Yes google IS evil -- it put my flixter & bebo on -- I'm Teagan Jelly no lie -- my msn is doggydooworld@hotmail.co.uk I can promise you I'm telling the truth! Go on it & type in "Teagan Jelly's Flixter" or "ZolaLolaSugarbear" I want to SUE Google for not notifying me about it.
A nice article, well written and with good information.
Ultimately, we are all forced to use search-engines though, there is no way around it. So the question that remains though, is if not Google, what then? Is there a search engine that is definitely known to protect one's privacy? Or will we just have to get used to the fact that every web search on any site will be stored for eternity? So, if anybody happens to know a good alternative to Google (or the environmentally friendly version of blackle.com), please come forward and tell the crowd.
I agree that Google is evil, snoopy, data-mining, hungry, ad-obsessed. Which is why I no longer use Google. But I bet most of the people responding to this article are still using Google. What irony. What hypocrisy. If you don't like Google, do not use them. For me, I stopped five years ago. There are better, less junked up search engines out there. Clusty.com, Gigablast.com, Mamma.com, Anoox.com, are just a few. I think the ubiquity of the Google name, on adsense ads, on the Firefox browser, etc. continually keep the Google name in front of our eyes, so we keep using it. Except me, and a handful of others.
We at Google.com are not evil and in fact do good. If you do not believe us, read the next column whilst flickering your eyes. --------------------------------------- GOOGLE IS NOT EVIL YOUR LIFE IS WORTHLESS YOU ARE A SLAVE TO SERGEY BRIN YOU ARE A SLAVE TO LARRY PAGE YOU HAVE NO MIND YOU WILL DEVOTE YOUR LIFE TO GOOGLE MICROSOFT IS EVIL GATES EATS BABIES MOTHERJONES.COM IS EVIL ADAM L. PENENBERG EATS BABIES WE HAVE NEVER HEARD OF SCIENTOLOGY WE ARE THE ONLY PEOPLE YOU CAN TRUST --------------------------------------- We hope this message makes things a lot more clear.
Posted by:Google AdminNovember 27, 2007 7:38:21 PM
Dear Google,
How are you not evil when you put up information about a 12 YEAR OLD without notifying them? Do you know who this person is? ME!!! I will sue you. Some how, some way, I will.

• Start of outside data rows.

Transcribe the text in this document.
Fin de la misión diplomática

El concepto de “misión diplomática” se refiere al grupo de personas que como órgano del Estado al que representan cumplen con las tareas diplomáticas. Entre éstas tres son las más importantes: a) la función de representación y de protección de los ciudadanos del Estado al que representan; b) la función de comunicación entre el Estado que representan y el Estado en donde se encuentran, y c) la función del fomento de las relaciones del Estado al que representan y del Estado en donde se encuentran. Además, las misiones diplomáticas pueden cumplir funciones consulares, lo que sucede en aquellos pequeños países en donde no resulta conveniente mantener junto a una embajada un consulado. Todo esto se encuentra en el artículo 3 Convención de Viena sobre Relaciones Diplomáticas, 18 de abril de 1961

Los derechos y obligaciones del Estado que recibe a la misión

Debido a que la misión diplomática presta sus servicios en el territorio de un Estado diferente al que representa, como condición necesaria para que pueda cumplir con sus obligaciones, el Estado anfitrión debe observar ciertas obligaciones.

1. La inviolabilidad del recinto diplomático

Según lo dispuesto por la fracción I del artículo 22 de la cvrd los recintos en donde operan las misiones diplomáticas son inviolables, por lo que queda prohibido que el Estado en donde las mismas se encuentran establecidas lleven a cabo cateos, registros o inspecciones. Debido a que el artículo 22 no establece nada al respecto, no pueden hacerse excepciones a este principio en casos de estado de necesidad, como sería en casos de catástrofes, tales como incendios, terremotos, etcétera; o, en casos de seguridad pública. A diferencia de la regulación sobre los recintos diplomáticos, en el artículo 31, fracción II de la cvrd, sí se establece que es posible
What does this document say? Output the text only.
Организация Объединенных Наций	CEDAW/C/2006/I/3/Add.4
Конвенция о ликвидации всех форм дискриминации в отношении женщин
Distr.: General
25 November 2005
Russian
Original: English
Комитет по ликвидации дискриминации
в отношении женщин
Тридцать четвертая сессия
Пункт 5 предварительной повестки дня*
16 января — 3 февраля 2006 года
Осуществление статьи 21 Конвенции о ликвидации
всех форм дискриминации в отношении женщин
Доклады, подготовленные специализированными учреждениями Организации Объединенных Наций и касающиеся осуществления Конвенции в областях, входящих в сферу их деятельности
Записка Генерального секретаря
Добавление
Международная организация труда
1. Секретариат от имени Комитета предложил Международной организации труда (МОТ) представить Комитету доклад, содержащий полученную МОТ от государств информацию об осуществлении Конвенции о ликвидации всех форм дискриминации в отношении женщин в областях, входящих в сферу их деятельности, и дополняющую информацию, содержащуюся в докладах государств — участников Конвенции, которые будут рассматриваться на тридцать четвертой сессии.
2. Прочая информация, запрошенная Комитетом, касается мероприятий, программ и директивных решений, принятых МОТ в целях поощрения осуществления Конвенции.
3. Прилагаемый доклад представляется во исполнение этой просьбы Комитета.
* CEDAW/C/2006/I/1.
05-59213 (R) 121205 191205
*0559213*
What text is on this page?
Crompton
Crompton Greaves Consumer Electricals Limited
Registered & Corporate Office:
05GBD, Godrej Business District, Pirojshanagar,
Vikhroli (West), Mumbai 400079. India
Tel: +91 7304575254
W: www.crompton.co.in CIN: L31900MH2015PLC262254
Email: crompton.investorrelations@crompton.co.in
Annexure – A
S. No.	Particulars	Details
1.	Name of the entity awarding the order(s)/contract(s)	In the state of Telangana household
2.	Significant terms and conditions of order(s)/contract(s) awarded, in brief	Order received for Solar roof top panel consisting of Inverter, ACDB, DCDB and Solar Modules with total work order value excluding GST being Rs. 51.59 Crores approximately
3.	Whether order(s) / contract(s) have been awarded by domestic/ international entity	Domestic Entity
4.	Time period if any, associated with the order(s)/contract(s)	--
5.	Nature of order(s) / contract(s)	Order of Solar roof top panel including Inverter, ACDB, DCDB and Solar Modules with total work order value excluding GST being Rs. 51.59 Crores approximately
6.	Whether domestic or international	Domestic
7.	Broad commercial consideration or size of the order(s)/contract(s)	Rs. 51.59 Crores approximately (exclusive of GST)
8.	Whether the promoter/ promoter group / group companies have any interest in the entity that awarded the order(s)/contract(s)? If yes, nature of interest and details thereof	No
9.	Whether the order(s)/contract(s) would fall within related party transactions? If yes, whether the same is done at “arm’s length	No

Call it evil if you like, but Google has been a huge advocate of privacy and free information. While your ISPs and other services were ready to hand over Email to the government Google sent a team of lawyers to fight it. Then when the government wanted info gleaned from search records, Google had lawyers on hand again to say no. Call them evil if you want, but at least they put up a fight....where were all the other service providers in this? Oh yeah they were gathering records to hand over to the government.